Иногда в романах персонажи просто появляются, произносят реплики и уходят. Но я представляю их актерами на сцене: они всегда должны что‑то делать, занимать какое‑то место, показывать себя. У них должна быть своя личность, свои желания. Я не могу дать пространство каждому персонажу, но мне нужно знать каждого из них. Это сильно помогает мне с второстепенными персонажами. А больше всего — с пересказыванием историй, которые люди уже знали, особенно с «Песнью Ахилла». Концовка вряд ли была для кого‑то сюрпризом — уж во всяком случае все знают, что Ахилл в конце умирает. (Смеется.)

— Ну вы знаете, моя коллега написала рецензию на «Песнь Ахилла», где упомянула смерть главных персонажей, и читатели раскритиковали ее за спойлеры!

— (Хохочет.) Ну да, некоторые люди этого не знают — и это, в общем, совершенно нормально. Отчасти я и хотела, чтобы мои романы служили введением в тему для людей, которые не знали этих мифов. Я преподавательница и привыкла к студентам, которые и впрямь не знают, чем дело кончилось, для них это сюрприз. Но я знала, что многие читатели знают финал, и мне придется писать и для тех, и для других. Когда ставишь пьесы Шекспира, большинство зрителей в курсе сюжета. Если ты идешь смотреть «Гамлета», то знаешь, что в конце будет много смертей. Это помогло мне сосредоточиться на финале, который будет не сюрпризом, а завершением путешествия. Режиссура помогла мне понять, что важен не неожиданный финал, а тот, который правильно подводит итог.

— А какие книги вдохновляют вас, кроме античных авторов? Вы ведь читаете не только Гомера, Сапфо и Вергилия?

— На самом деле большая часть источников моего вдохновения — современные. Когда я еще начинала писать, то любила Тони Моррисон, Маргарет Этвуд, Исабель Альенде, Эми Тан. Я совершенно обожаю Джеймса Болдуина — это один из моих любимых писателей. В основном я люблю современных авторов — и это в итоге оказалось очень полезным, хотя я не вдохновлялась ими нарочно. Для меня было очень полезно строить свои книги на базе как современной литературы, так и античной.

— Читая ваши романы, я начал больше думать об античных сюжетах через призму феминизма и того, что называют «новой этикой». И помню, как подумал: «Ох, Зевса бы сейчас отменили, не раздумывая». Как вы относитесь к культуре отмены, к переосмыслению наших отношений с людьми прошлого или классической литературой в связи с современными этическими нормами?

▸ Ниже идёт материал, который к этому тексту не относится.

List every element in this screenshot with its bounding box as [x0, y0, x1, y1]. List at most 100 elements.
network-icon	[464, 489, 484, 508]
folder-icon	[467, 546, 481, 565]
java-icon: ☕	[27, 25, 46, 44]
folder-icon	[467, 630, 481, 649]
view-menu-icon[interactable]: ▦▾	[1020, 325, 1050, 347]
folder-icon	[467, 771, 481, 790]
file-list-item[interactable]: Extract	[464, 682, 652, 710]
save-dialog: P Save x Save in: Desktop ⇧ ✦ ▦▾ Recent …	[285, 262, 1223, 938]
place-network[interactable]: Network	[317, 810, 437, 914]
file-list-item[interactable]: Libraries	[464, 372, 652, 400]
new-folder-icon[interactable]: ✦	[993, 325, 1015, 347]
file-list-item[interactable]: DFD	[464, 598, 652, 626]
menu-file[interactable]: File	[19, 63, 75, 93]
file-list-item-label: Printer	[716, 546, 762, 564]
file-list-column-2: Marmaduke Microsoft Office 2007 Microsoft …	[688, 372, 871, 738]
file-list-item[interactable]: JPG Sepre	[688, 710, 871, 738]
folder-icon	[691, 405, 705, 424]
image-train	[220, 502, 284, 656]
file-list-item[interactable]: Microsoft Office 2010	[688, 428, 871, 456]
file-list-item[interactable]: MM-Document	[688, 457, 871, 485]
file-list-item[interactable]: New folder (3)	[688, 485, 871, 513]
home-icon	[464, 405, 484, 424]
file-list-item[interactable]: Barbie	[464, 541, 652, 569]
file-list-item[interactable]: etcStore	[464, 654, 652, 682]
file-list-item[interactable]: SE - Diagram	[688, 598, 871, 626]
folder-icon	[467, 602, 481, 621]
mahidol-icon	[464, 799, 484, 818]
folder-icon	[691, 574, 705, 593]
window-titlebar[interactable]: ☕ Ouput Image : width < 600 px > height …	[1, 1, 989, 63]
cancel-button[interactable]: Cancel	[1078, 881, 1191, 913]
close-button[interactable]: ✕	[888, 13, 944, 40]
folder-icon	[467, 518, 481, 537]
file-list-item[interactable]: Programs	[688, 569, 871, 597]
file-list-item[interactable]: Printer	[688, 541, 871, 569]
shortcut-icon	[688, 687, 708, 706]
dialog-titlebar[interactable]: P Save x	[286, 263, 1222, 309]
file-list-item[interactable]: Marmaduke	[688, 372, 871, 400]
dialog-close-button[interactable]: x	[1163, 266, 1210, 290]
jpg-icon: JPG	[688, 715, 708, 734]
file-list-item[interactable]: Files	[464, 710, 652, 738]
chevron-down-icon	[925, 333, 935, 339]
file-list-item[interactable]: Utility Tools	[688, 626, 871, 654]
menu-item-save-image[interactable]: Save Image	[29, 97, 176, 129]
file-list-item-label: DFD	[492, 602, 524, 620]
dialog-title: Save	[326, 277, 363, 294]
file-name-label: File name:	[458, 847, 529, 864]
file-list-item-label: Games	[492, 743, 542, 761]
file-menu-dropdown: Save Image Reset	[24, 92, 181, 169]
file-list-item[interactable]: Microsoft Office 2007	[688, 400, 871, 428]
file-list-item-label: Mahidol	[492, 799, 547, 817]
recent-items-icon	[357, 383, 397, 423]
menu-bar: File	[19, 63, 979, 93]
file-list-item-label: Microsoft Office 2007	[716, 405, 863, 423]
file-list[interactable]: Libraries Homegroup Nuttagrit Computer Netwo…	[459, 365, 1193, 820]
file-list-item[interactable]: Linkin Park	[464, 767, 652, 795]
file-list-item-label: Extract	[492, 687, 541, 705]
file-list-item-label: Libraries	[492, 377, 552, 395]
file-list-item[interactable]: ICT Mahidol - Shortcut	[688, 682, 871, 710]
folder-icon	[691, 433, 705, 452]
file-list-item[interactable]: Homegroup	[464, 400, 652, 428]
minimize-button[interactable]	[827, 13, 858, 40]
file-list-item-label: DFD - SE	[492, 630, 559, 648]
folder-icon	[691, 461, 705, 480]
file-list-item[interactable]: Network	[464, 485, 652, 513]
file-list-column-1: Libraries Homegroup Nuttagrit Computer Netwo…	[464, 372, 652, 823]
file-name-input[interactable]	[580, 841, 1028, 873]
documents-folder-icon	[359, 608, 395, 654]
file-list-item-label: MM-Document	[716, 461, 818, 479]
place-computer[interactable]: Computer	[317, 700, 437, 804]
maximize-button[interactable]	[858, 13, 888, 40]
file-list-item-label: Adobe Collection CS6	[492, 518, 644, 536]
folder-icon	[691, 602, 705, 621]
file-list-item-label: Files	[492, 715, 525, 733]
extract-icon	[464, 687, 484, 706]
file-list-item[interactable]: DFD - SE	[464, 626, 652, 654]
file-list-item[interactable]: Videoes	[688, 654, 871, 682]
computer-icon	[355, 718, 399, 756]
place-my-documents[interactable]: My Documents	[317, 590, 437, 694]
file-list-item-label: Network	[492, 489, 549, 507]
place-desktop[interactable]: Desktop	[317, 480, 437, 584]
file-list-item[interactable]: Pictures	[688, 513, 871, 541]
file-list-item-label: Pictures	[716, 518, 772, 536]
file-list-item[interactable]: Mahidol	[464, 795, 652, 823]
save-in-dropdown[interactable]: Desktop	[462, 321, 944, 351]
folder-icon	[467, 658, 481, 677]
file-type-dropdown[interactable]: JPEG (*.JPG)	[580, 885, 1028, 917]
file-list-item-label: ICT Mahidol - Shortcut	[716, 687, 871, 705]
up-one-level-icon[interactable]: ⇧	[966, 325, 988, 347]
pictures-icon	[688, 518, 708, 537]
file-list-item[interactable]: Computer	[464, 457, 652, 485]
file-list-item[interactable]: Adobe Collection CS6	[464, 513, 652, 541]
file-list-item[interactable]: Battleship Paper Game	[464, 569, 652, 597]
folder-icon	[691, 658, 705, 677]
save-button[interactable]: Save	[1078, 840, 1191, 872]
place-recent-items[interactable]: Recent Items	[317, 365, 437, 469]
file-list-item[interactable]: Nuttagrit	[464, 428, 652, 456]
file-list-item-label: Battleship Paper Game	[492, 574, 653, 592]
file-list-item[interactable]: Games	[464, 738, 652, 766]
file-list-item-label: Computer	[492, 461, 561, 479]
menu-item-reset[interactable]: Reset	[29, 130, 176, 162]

— Я думаю, что в Америке беспокойство насчет культуры отмены чересчур раздуто. Если кого‑то и призывают «отменить» за те или иные слова, эти люди все еще могут говорить, что хотят, их же никто не сажает в тюрьму. Просто другие люди говорят: «Эй, нам это не нравится», — и обе стороны имеют право на существование.

Мне кажется, если человек говорит то, что злит других людей, эти люди имеют право сказать: «Нас это злит, и вот почему».

А человек, который разозлил этих людей, должен жить с последствиями — и это кажется мне справедливым. У него есть выбор: осознать и извиниться или стоять на своем. Люди говорят: «Ой, культура отмены такая ужасная». Вовсе нет, это всего лишь последствия ваших слов.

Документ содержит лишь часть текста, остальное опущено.